Le 6 mai à Paris, des membres du groupe d'extrême droite ''Comité du 9 mai'' se sont réunis pour commémorer le 29e anniversaire de la mort de Sébastien Deyzieu.
© AFP - Adnan Farzat / NurPhoto

Autorisée par la préfecture de police, vilipendée par plusieurs élus de gauche, une manifestation de militants d'extrême droite a eu lieu samedi à Paris. Qui étaient les participants ? Pourquoi se sont-ils rassemblés ? Eléments de réponse.

C'est un rassemblement qui fait beaucoup réagir. Samedi, des militants d'ultradroite, environ 550 selon la préfecture de police de Paris, se sont réunis et ont manifesté dans le VIème arrondissement de la capitale. De nombreuses images et vidéos circulent depuis sur les réseaux sociaux. Ils célébraient le 29e anniversaire de la mort, en 1994, d'un militant d'extrême droite.
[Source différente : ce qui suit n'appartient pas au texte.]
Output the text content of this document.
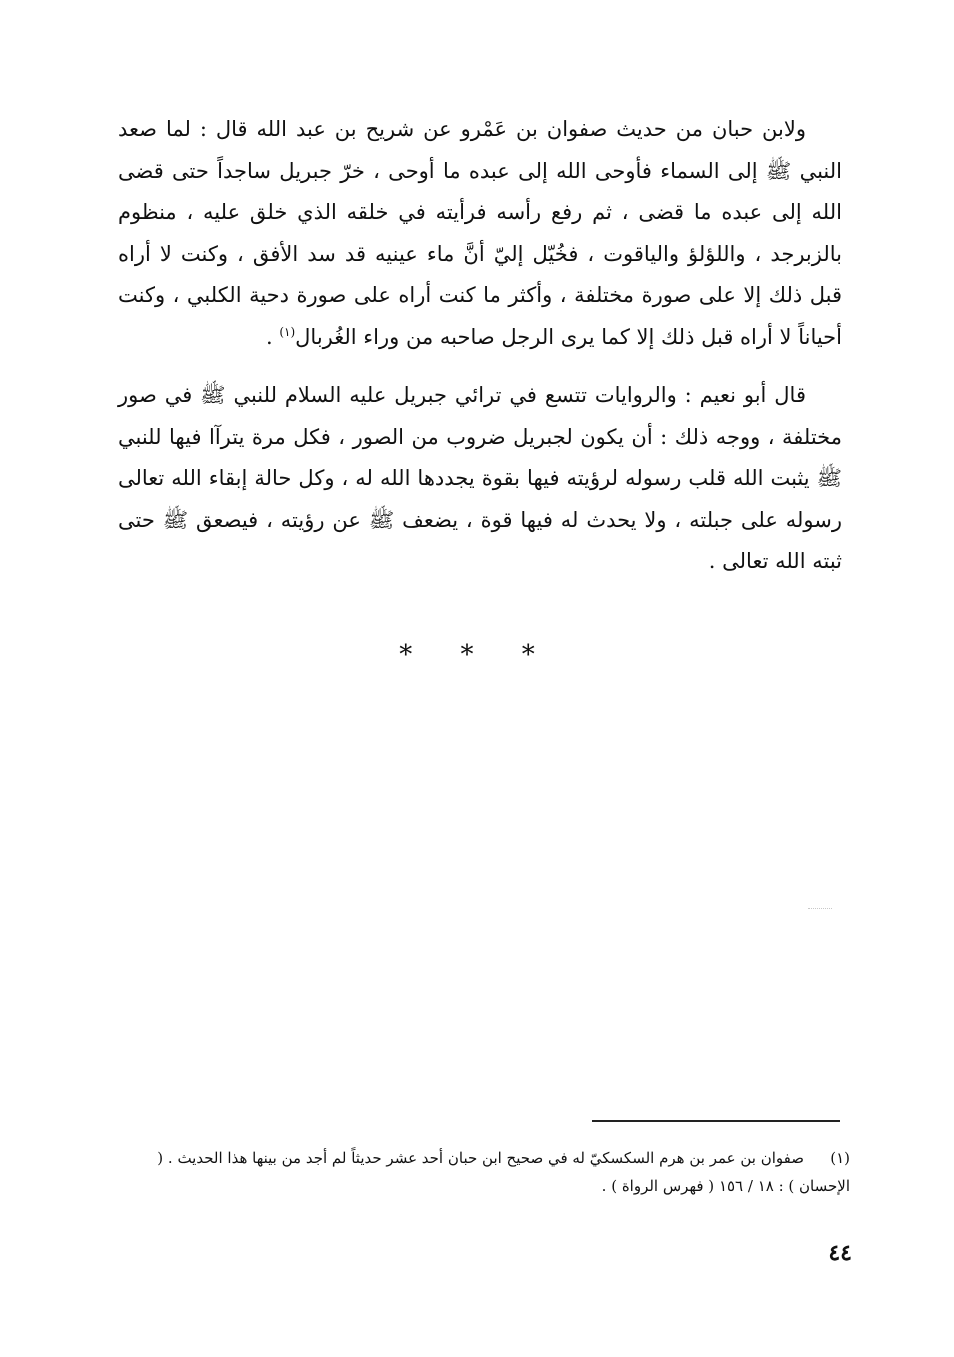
ولابن حبان من حديث صفوان بن عَمْرو عن شريح بن عبد الله قال : لما صعد النبي ﷺ إلى السماء فأوحى الله إلى عبده ما أوحى ، خرّ جبريل ساجداً حتى قضى الله إلى عبده ما قضى ، ثم رفع رأسه فرأيته في خلقه الذي خلق عليه ، منظوم بالزبرجد ، واللؤلؤ والياقوت ، فخُيّل إليّ أنَّ ماء عينيه قد سد الأفق ، وكنت لا أراه قبل ذلك إلا على صورة مختلفة ، وأكثر ما كنت أراه على صورة دحية الكلبي ، وكنت أحياناً لا أراه قبل ذلك إلا كما يرى الرجل صاحبه من وراء الغُربال$^{(١)}$ .

قال أبو نعيم : والروايات تتسع في ترائي جبريل عليه السلام للنبي ﷺ في صور مختلفة ، ووجه ذلك : أن يكون لجبريل ضروب من الصور ، فكل مرة يترآا فيها للنبي ﷺ يثبت الله قلب رسوله لرؤيته فيها بقوة يجددها الله له ، وكل حالة إبقاء الله تعالى رسوله على جبلته ، ولا يحدث له فيها قوة ، يضعف ﷺ عن رؤيته ، فيصعق ﷺ حتى ثبته الله تعالى .

* * *

(١)صفوان بن عمر بن هرم السكسكيّ له في صحيح ابن حبان أحد عشر حديثاً لم أجد من بينها هذا الحديث . ( الإحسان ) : ١٨ / ١٥٦ ( فهرس الرواة ) .

٤٤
Voici tout ce qu'il faut savoir sur cette manifestation.

Environ 550 militants d'extrême droite ont manifesté samedi dans les rues de Paris.
Environ 550 militants d'extrême droite ont manifesté samedi dans les rues de Paris.
© Radio France - Emmanuel DUNAND

Qui sont les militants qui ont manifesté samedi ?

Il s'agit de membres du groupe d'extrême droite "Comité du 9 mai". Ces manifestants, des jeunes hommes pour la plupart, habillés de noir et souvent masqués, exhibaient des drapeaux noirs marqués de la croix celtique et quelques fumigènes rouges. Ils sont restés silencieux, sauf pour clamer parfois le slogan du GUD : "Europe jeunesse révolution".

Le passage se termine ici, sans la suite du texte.